Margot Sanger-Katz from the NY Times flags an interesting pre King vs. Burwell Republican plan that is actually interesting in a non-sarcastic manner.
The Cassidy Obamacare “replace” plan is interesting: Keeps most of Obamacare, but devolves indiv. market to states. https://t.co/C55kRF0akW
— Margot Sanger-Katz (@sangerkatz) January 17, 2017
Section 101 is the three options a state has if the Supreme Court ruled in favor of the fabulist argument advanced in King. Option 1 would be to stay under PPACA and establish a state based exchange. Option 2 would be a complete withdrawal from PPACA with no subsidies.

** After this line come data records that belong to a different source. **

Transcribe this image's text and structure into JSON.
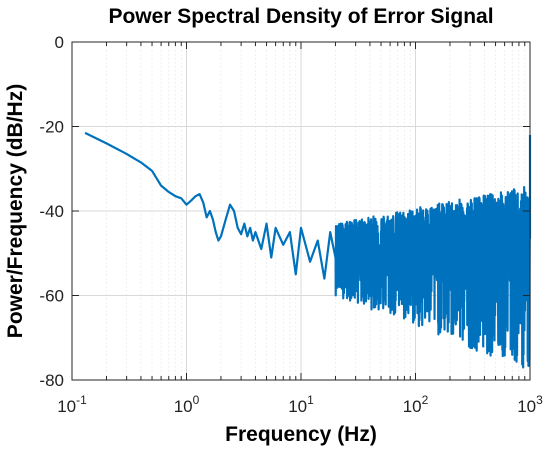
{
  "chart_data": {
    "type": "line",
    "title": "Power Spectral Density of Error Signal",
    "xlabel": "Frequency (Hz)",
    "ylabel": "Power/Frequency (dB/Hz)",
    "xscale": "log",
    "xlim": [
      0.1,
      1000
    ],
    "ylim": [
      -80,
      0
    ],
    "x_ticks": [
      {
        "base": "10",
        "exp": "-1"
      },
      {
        "base": "10",
        "exp": "0"
      },
      {
        "base": "10",
        "exp": "1"
      },
      {
        "base": "10",
        "exp": "2"
      },
      {
        "base": "10",
        "exp": "3"
      }
    ],
    "y_ticks": [
      "0",
      "-20",
      "-40",
      "-60",
      "-80"
    ],
    "grid": true,
    "line_color": "#0072bd",
    "series": [
      {
        "x": [
          0.13,
          0.2,
          0.3,
          0.4,
          0.5,
          0.6,
          0.7,
          0.8,
          0.9,
          1.0,
          1.1,
          1.2,
          1.3,
          1.4,
          1.5,
          1.6,
          1.7,
          1.8,
          1.9,
          2.0,
          2.2,
          2.4,
          2.6,
          2.8,
          3.0,
          3.2,
          3.4,
          3.6,
          3.8,
          4.0,
          4.5,
          5.0,
          5.5,
          6.0,
          7.0,
          8.0,
          9.0,
          10.0,
          12.0,
          14.0,
          16.0,
          18.0,
          20.0
        ],
        "y": [
          -21.5,
          -24.0,
          -26.5,
          -28.5,
          -30.5,
          -34.0,
          -35.5,
          -36.5,
          -37.0,
          -38.5,
          -37.5,
          -36.5,
          -36.0,
          -38.0,
          -41.5,
          -40.0,
          -42.0,
          -45.0,
          -47.0,
          -46.0,
          -42.0,
          -38.5,
          -40.0,
          -44.0,
          -45.5,
          -43.0,
          -46.0,
          -44.0,
          -47.0,
          -45.0,
          -49.0,
          -43.0,
          -51.0,
          -44.0,
          -48.0,
          -45.0,
          -55.0,
          -44.0,
          -52.0,
          -47.0,
          -56.0,
          -45.0,
          -51.0
        ]
      }
    ],
    "noise_region": {
      "x_from": 20,
      "x_to": 1000,
      "upper_envelope_start": -43,
      "upper_envelope_end": -34,
      "lower_envelope_start": -60,
      "lower_envelope_end": -78,
      "center_start": -50,
      "center_end": -52
    },
    "end_spike": {
      "x": 1000,
      "y": -22
    }
  }
}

Option 3 would be to establish a HSA like equivilent of coverage with most of the regulator requirements, taxes and mandates of PPACA thrown out. This is actually interesting if the funding makes sense. The default assumption is a complete opt-out. States would have to to opt into either Option 1 or Option 3.
Section 102 talks about the state alternative with HSA. It wipes out mandates and federal regulation. Essential health benefits, minimal actuarial value coverage and other regulatory requirements of PPACA that define a qualified health plan also are junked in this section. 102-4-A authorizes an initial HSA grant and the rest of 102-4 describes the mechanics of that grant. 102-C establishes a public health block grant that is 2% of the eligible funds for the HSA.
Section 103 determines the size of the HSA subsidy. This is where the money matters. The HSA amount is age and geography adjusted which is very similar in function as the ACA benchmark Silver is determined by zip code and age of the recipient. Bingo — 103-1-B is good news.